One of the biggest advantages of a valuation formula is that it’s an objective, transparent method of determining firm value. But if a defined methodology is not used to determine a firm’s value, it could be open to multiple interpretations. The point of a shareholder agreement is to negotiate the divorce settlement while you are still friends. Utilizing a valuation method that sows divisions by creating confusion can sabotage this purpose. If your valuation method is open to interpretation or discretion of company insiders, it’s time for a change.
When Should a Leader Become an Owner?
While AE firms are filled with many talented leaders, not all of them are inclined or ready to take on ownership stakes. It takes years to execute a successful ownership transition plan, and an essential element of that plan is identifying the next generation of owners who will drive the future value of your firm.
Since ownership and leadership are so closely linked in the AE industry, a lack of competent next-generation leaders may make it impossible for firm founders to stage internal ownership transitions and proceed with their desired exit strategies. This is a major reason why so much industry consolidation has taken place in recent years.
As your firm grows, identify those rising stars who are acting like firm leaders by showing an entrepreneurial “firm-first” mindset, making sustainable use of staff and financial capital, delivering great experiences to clients, and generating enough money to pay for today and invest in tomorrow.
When should these individuals become co-owners of your practice, and why is it worth considering sharing those benefits? In a larger firm, it can be worthwhile to develop formal criteria that delineate what it takes to become a partner, but fundamentally, leaders should be shareholders when a significant share of the firm’s value derives from their work or expertise.
There are two primary reasons why that’s the case:
- Self-Interest. Having additional shareholders can help protect the value of the firm. Who do you want to run the firm once you are no longer around? Making that person (or people) a shareholder and having an ownership transition process in place sets the stage for long-term continuity of the business.
- Fairness. Anyone driving value in a significant way should share in the benefits.
Just how big a part of the firm’s value does an employee have to be before you consider them for ownership? That depends on the firm’s philosophy. Some firms prefer to have only a small group of shareholders who run the firm as a tight-knit group. Others prefer to share ownership more broadly over a significant fraction of the staff. In fact, we’ve worked with firms with hundreds of staff and a just a handful of owners, as well as firms with just a few dozen staff and nearly as many owners. Your personal and management philosophy and your firm’s culture will help determine where on this spectrum is right for your firm.

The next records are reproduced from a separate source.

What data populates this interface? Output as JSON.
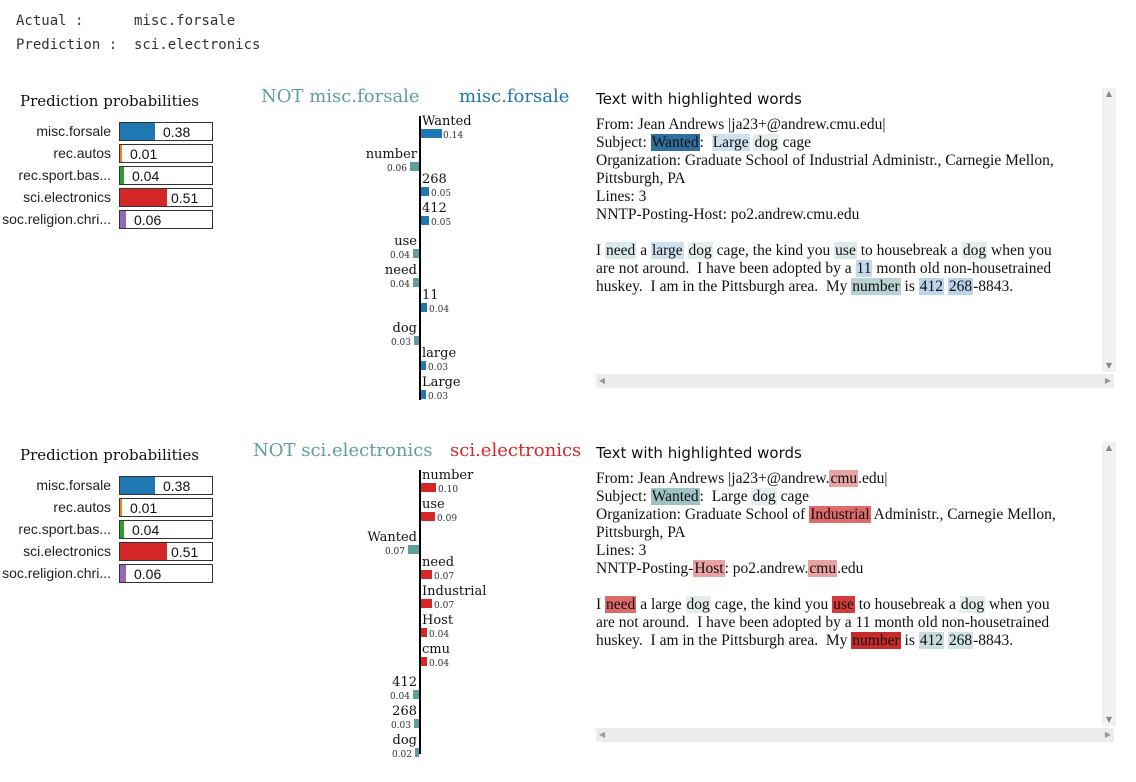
{
  "header": {
    "actual_key": "Actual :",
    "actual_value": "misc.forsale",
    "prediction_key": "Prediction :",
    "prediction_value": "sci.electronics"
  },
  "panels": [
    {
      "prob_title": "Prediction probabilities",
      "probs": [
        {
          "label": "misc.forsale",
          "value": "0.38",
          "fraction": 0.38,
          "color": "#1f77b4"
        },
        {
          "label": "rec.autos",
          "value": "0.01",
          "fraction": 0.01,
          "color": "#ff7f0e"
        },
        {
          "label": "rec.sport.bas...",
          "value": "0.04",
          "fraction": 0.04,
          "color": "#2ca02c"
        },
        {
          "label": "sci.electronics",
          "value": "0.51",
          "fraction": 0.51,
          "color": "#d62728"
        },
        {
          "label": "soc.religion.chri...",
          "value": "0.06",
          "fraction": 0.06,
          "color": "#9467bd"
        }
      ],
      "neg_title": "NOT misc.forsale",
      "pos_title": "misc.forsale",
      "pos_color": "#1f77b4",
      "neg_color": "#5f9ea0",
      "features": [
        {
          "name": "Wanted",
          "value": "0.14",
          "weight": 0.14,
          "side": "pos"
        },
        {
          "name": "number",
          "value": "0.06",
          "weight": 0.06,
          "side": "neg"
        },
        {
          "name": "268",
          "value": "0.05",
          "weight": 0.05,
          "side": "pos"
        },
        {
          "name": "412",
          "value": "0.05",
          "weight": 0.05,
          "side": "pos"
        },
        {
          "name": "use",
          "value": "0.04",
          "weight": 0.04,
          "side": "neg"
        },
        {
          "name": "need",
          "value": "0.04",
          "weight": 0.04,
          "side": "neg"
        },
        {
          "name": "11",
          "value": "0.04",
          "weight": 0.04,
          "side": "pos"
        },
        {
          "name": "dog",
          "value": "0.03",
          "weight": 0.03,
          "side": "neg"
        },
        {
          "name": "large",
          "value": "0.03",
          "weight": 0.03,
          "side": "pos"
        },
        {
          "name": "Large",
          "value": "0.03",
          "weight": 0.03,
          "side": "pos"
        }
      ],
      "text_title": "Text with highlighted words",
      "text_lines": [
        [
          {
            "t": "From: Jean Andrews |ja23+@andrew.cmu.edu|"
          }
        ],
        [
          {
            "t": "Subject: "
          },
          {
            "t": "Wanted",
            "bg": "#2f6fa0",
            "fg": "#111"
          },
          {
            "t": ":  "
          },
          {
            "t": "Large",
            "bg": "#cfe0ef"
          },
          {
            "t": " "
          },
          {
            "t": "dog",
            "bg": "#e4eded"
          },
          {
            "t": " cage"
          }
        ],
        [
          {
            "t": "Organization: Graduate School of Industrial Administr., Carnegie Mellon,"
          }
        ],
        [
          {
            "t": "Pittsburgh, PA"
          }
        ],
        [
          {
            "t": "Lines: 3"
          }
        ],
        [
          {
            "t": "NNTP-Posting-Host: po2.andrew.cmu.edu"
          }
        ],
        [],
        [
          {
            "t": "I "
          },
          {
            "t": "need",
            "bg": "#dbe9ea"
          },
          {
            "t": " a "
          },
          {
            "t": "large",
            "bg": "#cfe0ef"
          },
          {
            "t": " "
          },
          {
            "t": "dog",
            "bg": "#e4eded"
          },
          {
            "t": " cage, the kind you "
          },
          {
            "t": "use",
            "bg": "#dbe9ea"
          },
          {
            "t": " to housebreak a "
          },
          {
            "t": "dog",
            "bg": "#e4eded"
          },
          {
            "t": " when you"
          }
        ],
        [
          {
            "t": "are not around.  I have been adopted by a "
          },
          {
            "t": "11",
            "bg": "#c4d9ec"
          },
          {
            "t": " month old non-housetrained"
          }
        ],
        [
          {
            "t": "huskey.  I am in the Pittsburgh area.  My "
          },
          {
            "t": "number",
            "bg": "#b9d3d4"
          },
          {
            "t": " is "
          },
          {
            "t": "412",
            "bg": "#bcd4ea"
          },
          {
            "t": " "
          },
          {
            "t": "268",
            "bg": "#bcd4ea"
          },
          {
            "t": "-8843."
          }
        ]
      ]
    },
    {
      "prob_title": "Prediction probabilities",
      "probs": [
        {
          "label": "misc.forsale",
          "value": "0.38",
          "fraction": 0.38,
          "color": "#1f77b4"
        },
        {
          "label": "rec.autos",
          "value": "0.01",
          "fraction": 0.01,
          "color": "#ff7f0e"
        },
        {
          "label": "rec.sport.bas...",
          "value": "0.04",
          "fraction": 0.04,
          "color": "#2ca02c"
        },
        {
          "label": "sci.electronics",
          "value": "0.51",
          "fraction": 0.51,
          "color": "#d62728"
        },
        {
          "label": "soc.religion.chri...",
          "value": "0.06",
          "fraction": 0.06,
          "color": "#9467bd"
        }
      ],
      "neg_title": "NOT sci.electronics",
      "pos_title": "sci.electronics",
      "pos_color": "#d62728",
      "neg_color": "#5f9ea0",
      "features": [
        {
          "name": "number",
          "value": "0.10",
          "weight": 0.1,
          "side": "pos"
        },
        {
          "name": "use",
          "value": "0.09",
          "weight": 0.09,
          "side": "pos"
        },
        {
          "name": "Wanted",
          "value": "0.07",
          "weight": 0.07,
          "side": "neg"
        },
        {
          "name": "need",
          "value": "0.07",
          "weight": 0.07,
          "side": "pos"
        },
        {
          "name": "Industrial",
          "value": "0.07",
          "weight": 0.07,
          "side": "pos"
        },
        {
          "name": "Host",
          "value": "0.04",
          "weight": 0.04,
          "side": "pos"
        },
        {
          "name": "cmu",
          "value": "0.04",
          "weight": 0.04,
          "side": "pos"
        },
        {
          "name": "412",
          "value": "0.04",
          "weight": 0.04,
          "side": "neg"
        },
        {
          "name": "268",
          "value": "0.03",
          "weight": 0.03,
          "side": "neg"
        },
        {
          "name": "dog",
          "value": "0.02",
          "weight": 0.02,
          "side": "neg"
        }
      ],
      "text_title": "Text with highlighted words",
      "text_lines": [
        [
          {
            "t": "From: Jean Andrews |ja23+@andrew."
          },
          {
            "t": "cmu",
            "bg": "#e9a3a3"
          },
          {
            "t": ".edu|"
          }
        ],
        [
          {
            "t": "Subject: "
          },
          {
            "t": "Wanted",
            "bg": "#9fc3c4"
          },
          {
            "t": ":  Large "
          },
          {
            "t": "dog",
            "bg": "#e4eded"
          },
          {
            "t": " cage"
          }
        ],
        [
          {
            "t": "Organization: Graduate School of "
          },
          {
            "t": "Industrial",
            "bg": "#de6a6a"
          },
          {
            "t": " Administr., Carnegie Mellon,"
          }
        ],
        [
          {
            "t": "Pittsburgh, PA"
          }
        ],
        [
          {
            "t": "Lines: 3"
          }
        ],
        [
          {
            "t": "NNTP-Posting-"
          },
          {
            "t": "Host",
            "bg": "#e9a3a3"
          },
          {
            "t": ": po2.andrew."
          },
          {
            "t": "cmu",
            "bg": "#e9a3a3"
          },
          {
            "t": ".edu"
          }
        ],
        [],
        [
          {
            "t": "I "
          },
          {
            "t": "need",
            "bg": "#de6a6a"
          },
          {
            "t": " a large "
          },
          {
            "t": "dog",
            "bg": "#e4eded"
          },
          {
            "t": " cage, the kind you "
          },
          {
            "t": "use",
            "bg": "#d63a3a"
          },
          {
            "t": " to housebreak a "
          },
          {
            "t": "dog",
            "bg": "#e4eded"
          },
          {
            "t": " when you"
          }
        ],
        [
          {
            "t": "are not around.  I have been adopted by a 11 month old non-housetrained"
          }
        ],
        [
          {
            "t": "huskey.  I am in the Pittsburgh area.  My "
          },
          {
            "t": "number",
            "bg": "#c92a2a"
          },
          {
            "t": " is "
          },
          {
            "t": "412",
            "bg": "#c8dcdc"
          },
          {
            "t": " "
          },
          {
            "t": "268",
            "bg": "#d2e3e3"
          },
          {
            "t": "-8843."
          }
        ]
      ]
    }
  ]
}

It’s also worth considering making employees shareholders when you have identified them as potential future senior leaders of the firm and ensured they share this ambition. This has become an increasingly difficult task as younger generations have been more willing to move from firm to firm during their careers rather than spend decades with a single company and have placed an increased priority on work-life balance.
In order to be successful, the succession plan for the current ownership needs to align with the interests of potential owners. This requires an open dialogue with prospects in which owners explain the required commitment along with the risks and the rewards. These are people you’re going to make a significant investment in mentoring and developing, and you want to know you can count on them to be around for the long haul. Making a rising leader a shareholder creates a reciprocal commitment that can help lock in a future leader and ensure the long-term viability of the firm.